Brauchtum in unserer Schützengesellschaft
Schützengilden haben sich in ganz Deutschland im Mittelalter zu unterschiedlichen Zeiten gebildet. Ihr Zweck war es, die Stadt oder das Dorf vor einfallenden Horden und Räubern zu schützen. In friedlichen Zeiten wurden die Schützen regelmässig an den Waffen ausgebildet, um so gut wie möglich die Angreifer abwehren zu können. Dabei entstanden Rituelle und Traditionen die sich in Jahrhunderten, je nach Landstrich, unterschiedlich entwickelten.
Die Privilegierte Schützengesellschaft Königsbrück wurde 1770 erstmalig erwähnt, seitdem ist sie ein nicht mehr wegzudenkender Teil der Stadt. Fast ausnahmslos werden alle öffentlichen Veranstaltungen mit Kanonen- oder Salutschiessen eröffnet. Jährlich wird ein öffentliches Schützenfest durchgeführt mit eine regen Beteiligung der Bürgerinnen und Bürger. Im Rahmen des Schützenfestes wird der Vogelschützenkönig ermittelt. Hier wird mit der Armbrust auf einen Holzadler geschossen und wer das letzte Holz herunter holt, ist der neue Vogelschützenkönig.Ebenso ist das Schiessen mit modernen Luftdruckwaffen Bestandteil des Festes. Wer mag kann sich auchim Bogenschiessen ausprobieren.

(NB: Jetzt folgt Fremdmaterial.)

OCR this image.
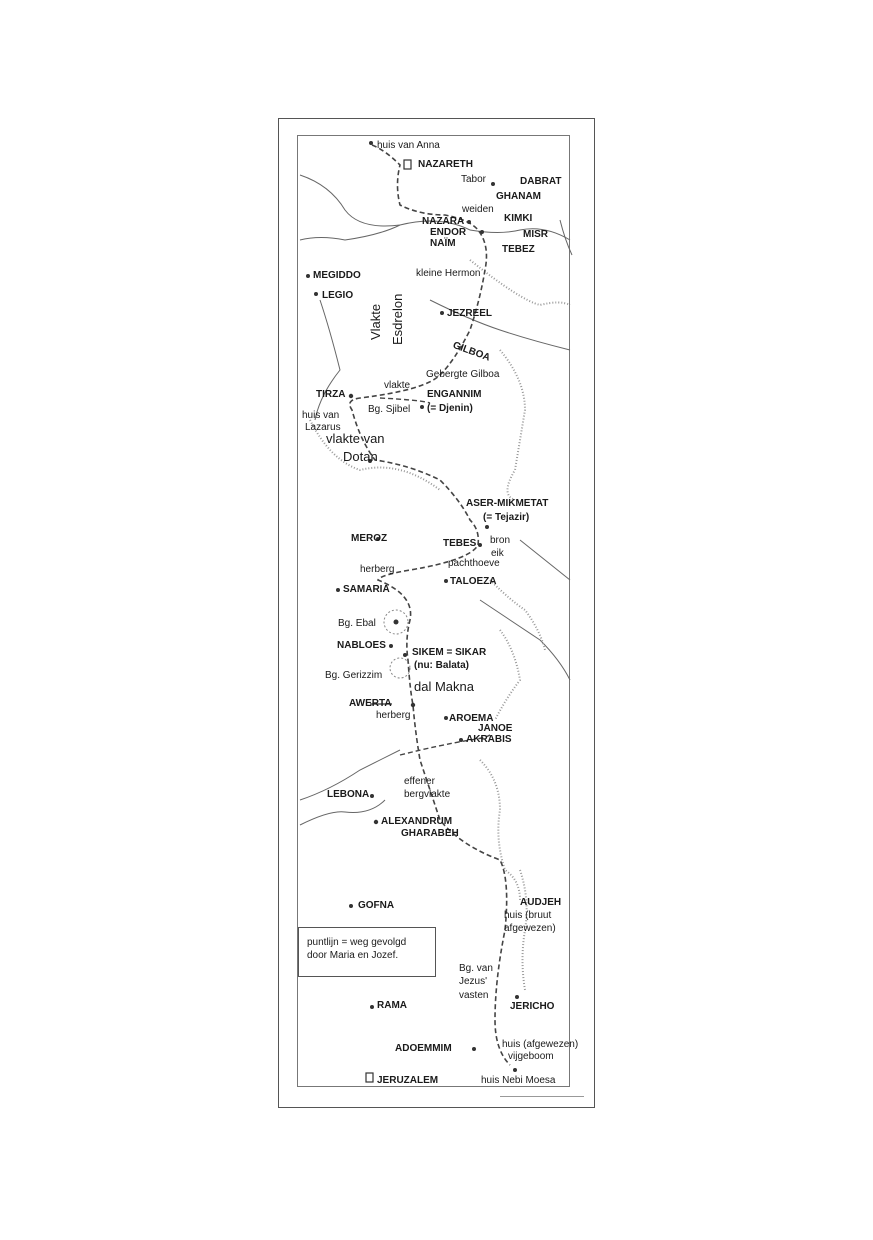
huis van Anna
NAZARETH
Tabor	DABRAT
GHANAM
weiden
KIMKI
NAZARA
ENDOR	MISR
NAÏM
TEBEZ
MEGIDDO	kleine Hermon
LEGIO
JEZREEL
GILBOA
Gebergte Gilboa
vlakte
TIRZA	ENGANNIM
(= Djenin)
Bg. Sjibel
huis van
Lazarus
ASER-MIKMETAT
(= Tejazir)
MEROZ	TEBES bron
eik
pachthoeve
herberg
TALOEZA
SAMARIA
Bg. Ebal
NABLOES
SIKEM = SIKAR
(nu: Balata)
Bg. Gerizzim
AWERTA
herberg	AROEMA
JANOE
AKRABIS
effener
bergvlakte
LEBONA
ALEXANDRUM
GHARABEH
GOFNA	AUDJEH
huis (bruut
afgewezen)
Bg. van
Jezus'
vasten
JERICHO
RAMA
ADOEMMIM	huis (afgewezen)
vijgeboom
JERUZALEM	huis Nebi Moesa
Vlakte Esdrelon
vlakte van
Dotan
dal Makna
puntlijn = weg gevolgd
door Maria en Jozef.
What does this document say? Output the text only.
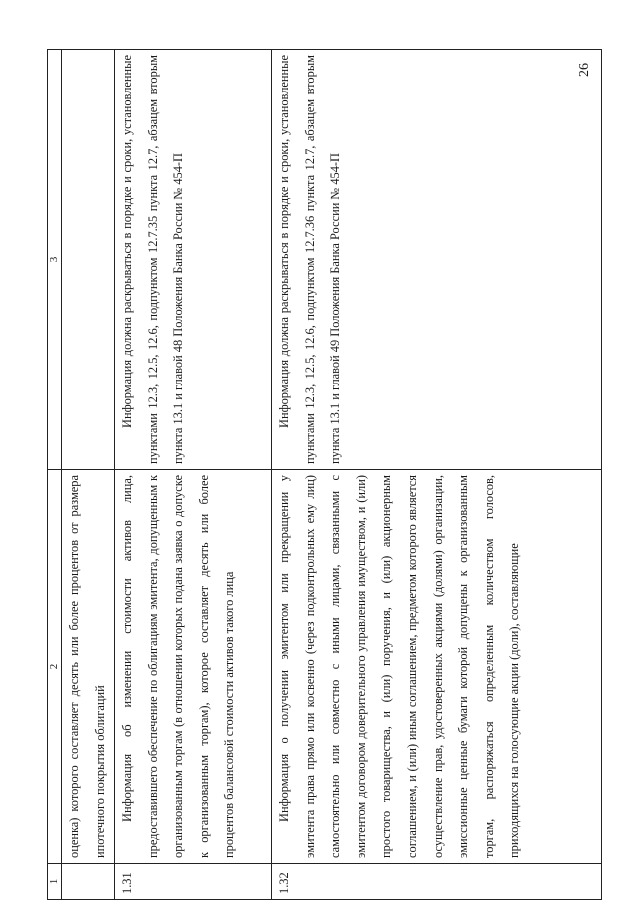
1	2	3

	оценка) которого составляет десять или более процентов от размера ипотечного покрытия облигаций	

1.31	Информация об изменении стоимости активов лица, предоставившего обеспечение по облигациям эмитента, допущенным к организованным торгам (в отношении которых подана заявка о допуске к организованным торгам), которое составляет десять или более процентов балансовой стоимости активов такого лица	Информация должна раскрываться в порядке и сроки, установленные пунктами 12.3, 12.5, 12.6, подпунктом 12.7.35 пункта 12.7, абзацем вторым пункта 13.1 и главой 48 Положения Банка России № 454-П

1.32	Информация о получении эмитентом или прекращении у эмитента права прямо или косвенно (через подконтрольных ему лиц) самостоятельно или совместно с иными лицами, связанными с эмитентом договором доверительного управления имуществом, и (или) простого товарищества, и (или) поручения, и (или) акционерным соглашением, и (или) иным соглашением, предметом которого является осуществление прав, удостоверенных акциями (долями) организации, эмиссионные ценные бумаги которой допущены к организованным торгам, распоряжаться определенным количеством голосов, приходящихся на голосующие акции (доли), составляющие	Информация должна раскрываться в порядке и сроки, установленные пунктами 12.3, 12.5, 12.6, подпунктом 12.7.36 пункта 12.7, абзацем вторым пункта 13.1 и главой 49 Положения Банка России № 454-П

26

Im Oktober/November jedes Jahres werden die Vereinsmeisterschaften durchgeführt und der Schützenkönig ermittelt. Hierbei wird auf eine künstlerisch gestaltete Holzscheibe (mit einer papiernen Schießscheibe abgedeckt). geschossen. Der Schütze mit dem besten Trefferbild ist der neue Schützenkönig. Die Ergebnisse werden streng geheim gehalten. In einer Jahresversammlung, bei der auch die Partnerinnen und Partner teilnehmen, erfolgt die Königsproklamation. Dem neuen Schützenkönig wird ehrenvoll die Königsscheibe übergeben und er übernimmt von seinem Vorgänger die Schützenkette, die er im folgenden Jahr zu Uniform tragen wird. Neben den Blumen erhält der Schützenkönig natürlich auch die entsprechende Urkunde.
Die Königsscheibe wird ein halbes Jahr später am Haus des Schützenkönigs angebracht. Nach dem Salutschiessen versuchen 2 Schützen die Königsscheibe am Haus anzubringen, meistens hängt sie schief, und kann dann nur mit Hilfe der kleinen Spaßmacher wieder gerade gerückt werden. Doch das kann dauern und wie der Abend ausklingt kann man sich denken.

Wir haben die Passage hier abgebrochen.